Write a 50,000-word novel in 30 days? Four students in Beth Wheeler's creative writing class took on this adventuresome challenge, posed by NaNoWriMo (National Novel Writing Month), an annual contest held every November, sponsored by Swoon Reads. To give an example of a 50,000-word novel, think of Stephen Crane's The Red Badge of Courage and Nicholas Sparks's The Notebook.
"We wrote memoir, short stories and poetry in the class," says Wheeler. "Some of the students shared with me that their short stories were parts of larger pieces, so I encouraged them to start or finish a novel."
Among the "Wrimos," or contestants, were Neil Streibig, Rahgnar Schick, Elizabeth Lewis, and Margaret Harris. Lewis, who wrote 55,820 words, was counted a winner for reaching the contest goal. Actually, she overtook it.
Inspired by "Beauty and the Beast" and Jane Eyre, she set out to put onto paper a story she'd been imagining for years. Her gothic novel, For Love of the Thorn, is about a 16th-century French girl whose tale includes a castle-dwelling beast, haunting experiences, abduction, and the heroine's quest to save her father from a malevolent spell.

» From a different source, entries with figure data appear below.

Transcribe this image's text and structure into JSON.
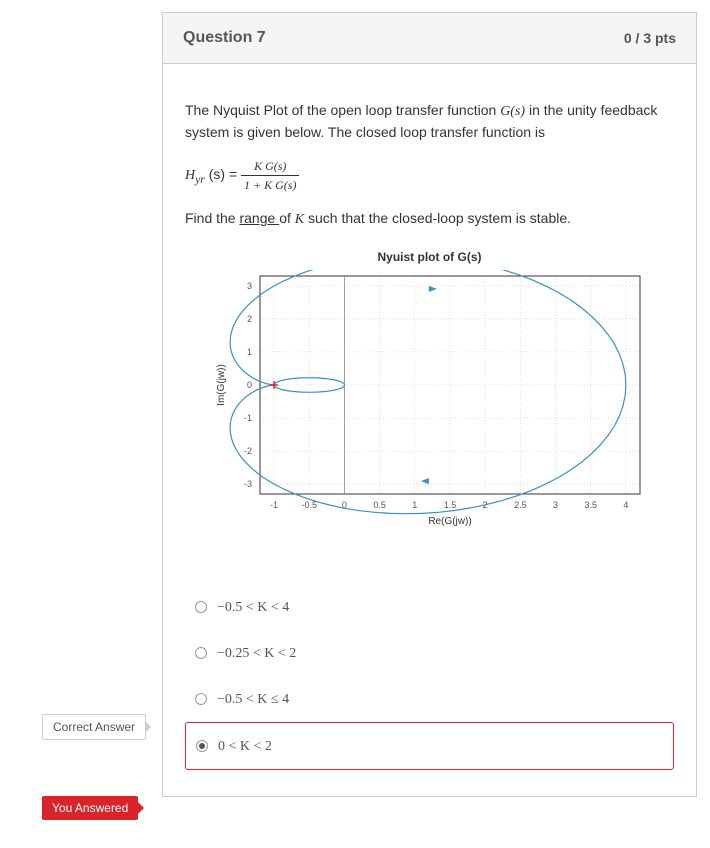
{
  "header": {
    "title": "Question 7",
    "points": "0 / 3 pts"
  },
  "prompt": {
    "line1a": "The Nyquist Plot of the open loop transfer function ",
    "gs": "G(s)",
    "line1b": " in the unity feedback system is given below. The closed loop transfer function is",
    "hyr": "H",
    "hyr_sub": "yr",
    "hyr_arg": "(s)  = ",
    "frac_num": "K G(s)",
    "frac_den": "1 + K G(s)",
    "line3a": "Find the ",
    "range": "range ",
    "line3b": "of   ",
    "K": "K",
    "line3c": "  such that the closed-loop system is stable."
  },
  "plot": {
    "title": "Nyuist plot of G(s)",
    "ylabel": "Im(G(jw))",
    "xlabel": "Re(G(jw))",
    "xticks": [
      "-1",
      "-0.5",
      "0",
      "0.5",
      "1",
      "1.5",
      "2",
      "2.5",
      "3",
      "3.5",
      "4"
    ],
    "yticks": [
      "3",
      "2",
      "1",
      "0",
      "-1",
      "-2",
      "-3"
    ],
    "curve_color": "#3a8fc9",
    "frame_color": "#333333",
    "grid_color": "#cccccc",
    "bg_color": "#ffffff",
    "marker_cross_color": "#d9242a",
    "xlim": [
      -1.2,
      4.2
    ],
    "ylim": [
      -3.3,
      3.3
    ]
  },
  "options": [
    {
      "text": "−0.5  <  K  <  4",
      "selected": false
    },
    {
      "text": "−0.25  <  K  <  2",
      "selected": false,
      "correct": true
    },
    {
      "text": "−0.5  <  K  ≤  4",
      "selected": false
    },
    {
      "text": "0  <  K  <  2",
      "selected": true
    }
  ],
  "badges": {
    "correct": "Correct Answer",
    "you": "You Answered"
  }
}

"The 50,000-word challenge was what a great motivator," she says. Whereas before entering the contest, she used to start and stop, Lewis proceeded in forging ahead as a contestant. "The point was to just write and get as far as you can without worrying about mistakes on the way." To achieve her objective, she made the novel-writing part of her homework, measuring her words every day. Talking about it to Wheeler, who is also a winner, was also helpful.

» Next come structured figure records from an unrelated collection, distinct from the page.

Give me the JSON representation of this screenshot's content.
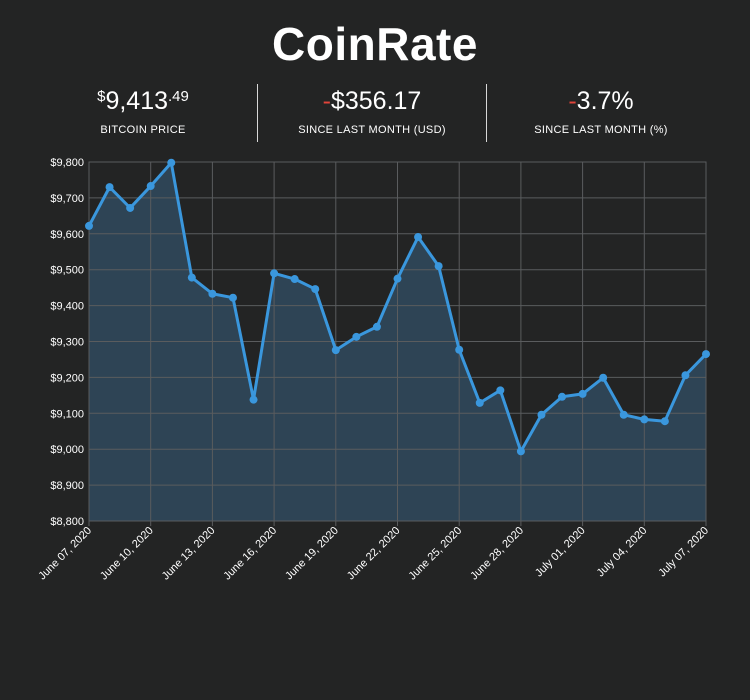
{
  "header": {
    "title": "CoinRate"
  },
  "stats": {
    "price": {
      "currency": "$",
      "whole": "9,413",
      "cents": ".49",
      "label": "BITCOIN PRICE"
    },
    "change_usd": {
      "sign": "-",
      "value": "$356.17",
      "label": "SINCE LAST MONTH (USD)"
    },
    "change_pct": {
      "sign": "-",
      "value": "3.7%",
      "label": "SINCE LAST MONTH (%)"
    }
  },
  "colors": {
    "background": "#232424",
    "line": "#3a97dd",
    "area": "#2f4759",
    "negative": "#e2443a",
    "grid": "#5a5c5e"
  },
  "chart_data": {
    "type": "area",
    "title": "",
    "xlabel": "",
    "ylabel": "",
    "ylim": [
      8800,
      9800
    ],
    "yticks": [
      8800,
      8900,
      9000,
      9100,
      9200,
      9300,
      9400,
      9500,
      9600,
      9700,
      9800
    ],
    "ytick_labels": [
      "$8,800",
      "$8,900",
      "$9,000",
      "$9,100",
      "$9,200",
      "$9,300",
      "$9,400",
      "$9,500",
      "$9,600",
      "$9,700",
      "$9,800"
    ],
    "xtick_labels": [
      "June 07, 2020",
      "June 10, 2020",
      "June 13, 2020",
      "June 16, 2020",
      "June 19, 2020",
      "June 22, 2020",
      "June 25, 2020",
      "June 28, 2020",
      "July 01, 2020",
      "July 04, 2020",
      "July 07, 2020"
    ],
    "grid": true,
    "series": [
      {
        "dates": [
          "2020-06-07",
          "2020-06-08",
          "2020-06-09",
          "2020-06-10",
          "2020-06-11",
          "2020-06-12",
          "2020-06-13",
          "2020-06-14",
          "2020-06-15",
          "2020-06-16",
          "2020-06-17",
          "2020-06-18",
          "2020-06-19",
          "2020-06-20",
          "2020-06-21",
          "2020-06-22",
          "2020-06-23",
          "2020-06-24",
          "2020-06-25",
          "2020-06-26",
          "2020-06-27",
          "2020-06-28",
          "2020-06-29",
          "2020-06-30",
          "2020-07-01",
          "2020-07-02",
          "2020-07-03",
          "2020-07-04",
          "2020-07-05",
          "2020-07-06",
          "2020-07-07"
        ],
        "values": [
          9622,
          9730,
          9672,
          9733,
          9798,
          9478,
          9433,
          9422,
          9138,
          9490,
          9474,
          9446,
          9276,
          9313,
          9341,
          9475,
          9591,
          9510,
          9277,
          9129,
          9164,
          8994,
          9096,
          9146,
          9154,
          9199,
          9096,
          9083,
          9078,
          9206,
          9265
        ]
      }
    ]
  }
}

As one of the winners of the contest, (All contestants who wrote at least 50,000 words are named winners.) Lewis is eager to edit her novel so that it will be publication-ready. Then she will seek a venue for her book. A writer since childhood, she plans to keep on writing and to pursue a doctorate in English.
Below is an excerpt from For Love of the Thorn.
"The stout old merchant stood a long while outside the towering iron gates. They were rusted over having long sat in disuse, and entangled with withered vines, as was the narrow road that lay beyond them. He tried to shake the gate loose but the growth was not easily disengaged, he considered returning to the road, but the sound of a wolf calling to the rising moon made him return to his efforts with greater vigor. Eventually he was able to open them just enough to squeeze himself through, and start up the long drive."
Macy Stom, a theatre major at Northampton Community College, will become a published novelist this spring under the pen name J. Alton Mast. Her book, Deamon Theory, is the first in a five-part series of the same title for young adults to be published by Ink Smith Publications. Stom describes the series as "post-apocalyptic" in theme. "The book is about a 17-year-old girl who finds herself on earth after the 'Rapture,' meets others in similar circumstances and tries to save humanity," she says.
Stom began Deamon Theory as part of the National Novel Writing Month contest in 2012. With 75,000 words, she was a winner of the contest.